Scarlett ~ Warnschuss
Ich befand mich in einer Turnhalle, die ich vor dem heutigen Tag noch nie betreten hatte, links und rechts vor mir hatten sich jugendliche Dealer aufgebaut und das Gebäude war von Mafiosi umstellt. Der Drogenhändler und seine Bodyguards trafen sich gerade in der Mitte des Feldes mit zwei grimmigen Frauen in Kampfmontur, und bis auf meinen Dolch war ich unbewaffnet.
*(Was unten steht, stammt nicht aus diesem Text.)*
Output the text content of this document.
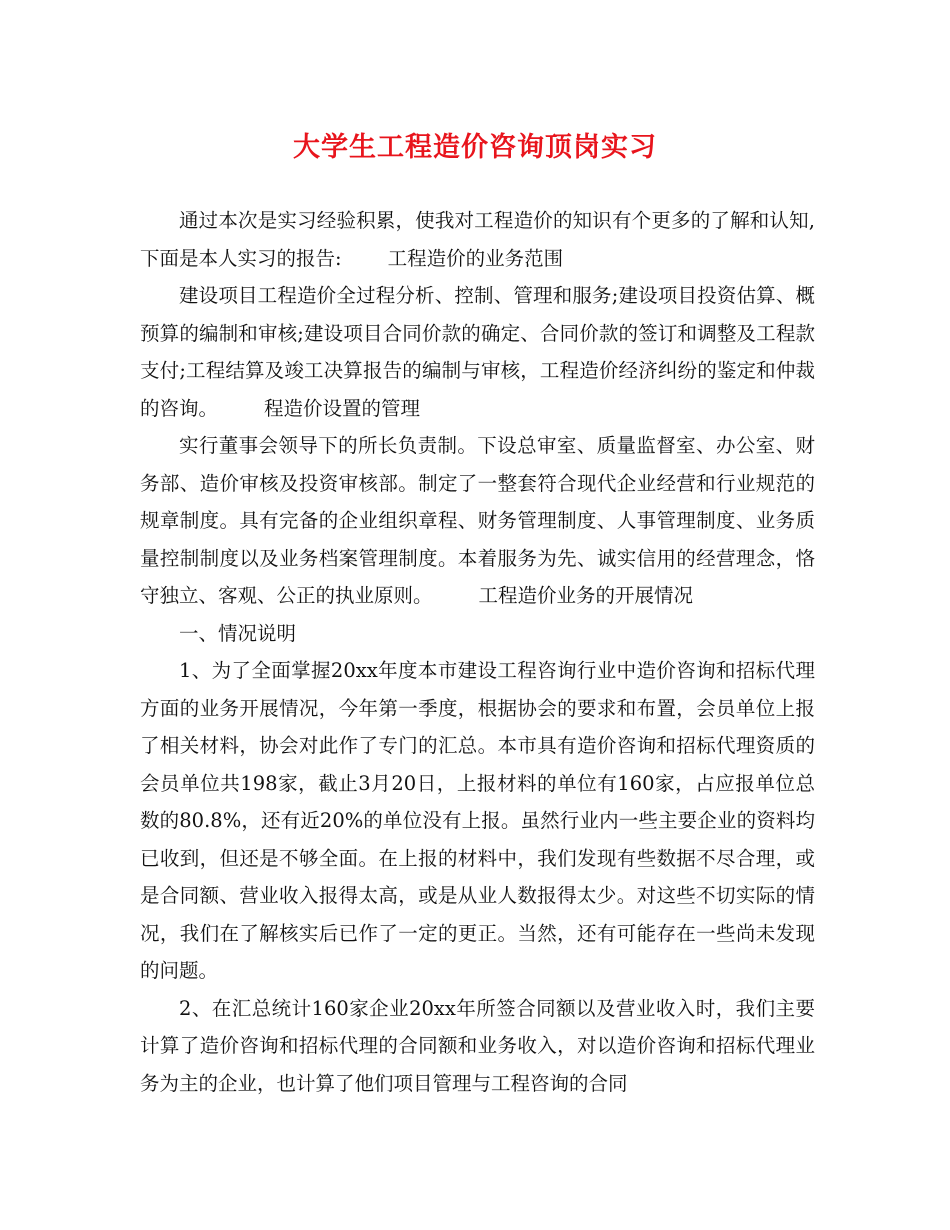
大学生工程造价咨询顶岗实习

通过本次是实习经验积累，使我对工程造价的知识有个更多的了解和认知,下面是本人实习的报告: 工程造价的业务范围

建设项目工程造价全过程分析、控制、管理和服务;建设项目投资估算、概预算的编制和审核;建设项目合同价款的确定、合同价款的签订和调整及工程款支付;工程结算及竣工决算报告的编制与审核，工程造价经济纠纷的鉴定和仲裁的咨询。 程造价设置的管理

实行董事会领导下的所长负责制。下设总审室、质量监督室、办公室、财务部、造价审核及投资审核部。制定了一整套符合现代企业经营和行业规范的规章制度。具有完备的企业组织章程、财务管理制度、人事管理制度、业务质量控制制度以及业务档案管理制度。本着服务为先、诚实信用的经营理念，恪守独立、客观、公正的执业原则。 工程造价业务的开展情况

一、情况说明

1、为了全面掌握20xx年度本市建设工程咨询行业中造价咨询和招标代理方面的业务开展情况，今年第一季度，根据协会的要求和布置，会员单位上报了相关材料，协会对此作了专门的汇总。本市具有造价咨询和招标代理资质的会员单位共198家，截止3月20日，上报材料的单位有160家，占应报单位总数的80.8%，还有近20%的单位没有上报。虽然行业内一些主要企业的资料均已收到，但还是不够全面。在上报的材料中，我们发现有些数据不尽合理，或是合同额、营业收入报得太高，或是从业人数报得太少。对这些不切实际的情况，我们在了解核实后已作了一定的更正。当然，还有可能存在一些尚未发现的问题。

2、在汇总统计160家企业20xx年所签合同额以及营业收入时，我们主要计算了造价咨询和招标代理的合同额和业务收入，对以造价咨询和招标代理业务为主的企业，也计算了他们项目管理与工程咨询的合同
Ein Lächeln zuckte um meine Mundwinkel.
Ich spürte die Tasche in meinem Gürtel, die mit Zinkblech ausgekleidet war und die kaum acht Kubikzentimeter fasste, gegen meine Hüfte drücken. Sie enthielt eine winzige Ersatzration, meinen Adrenalinstoß für den Notfall – einen Eiswürfel. Von meiner Position auf den Stufen konnte ich Hunter schemenhaft hinter den Seilen auf der Empore erkennen, und obwohl er noch die Illusion trug, war er da. Meine Familie.
Nun, und T'Chada gab es auch noch, neben der Tafel schräg vor mir, der mit verschränkten Armen seinen Blick nicht von den Geweihten ließ. Er durfte Interesse zeigen, ich nicht, oder zumindest nicht so viel.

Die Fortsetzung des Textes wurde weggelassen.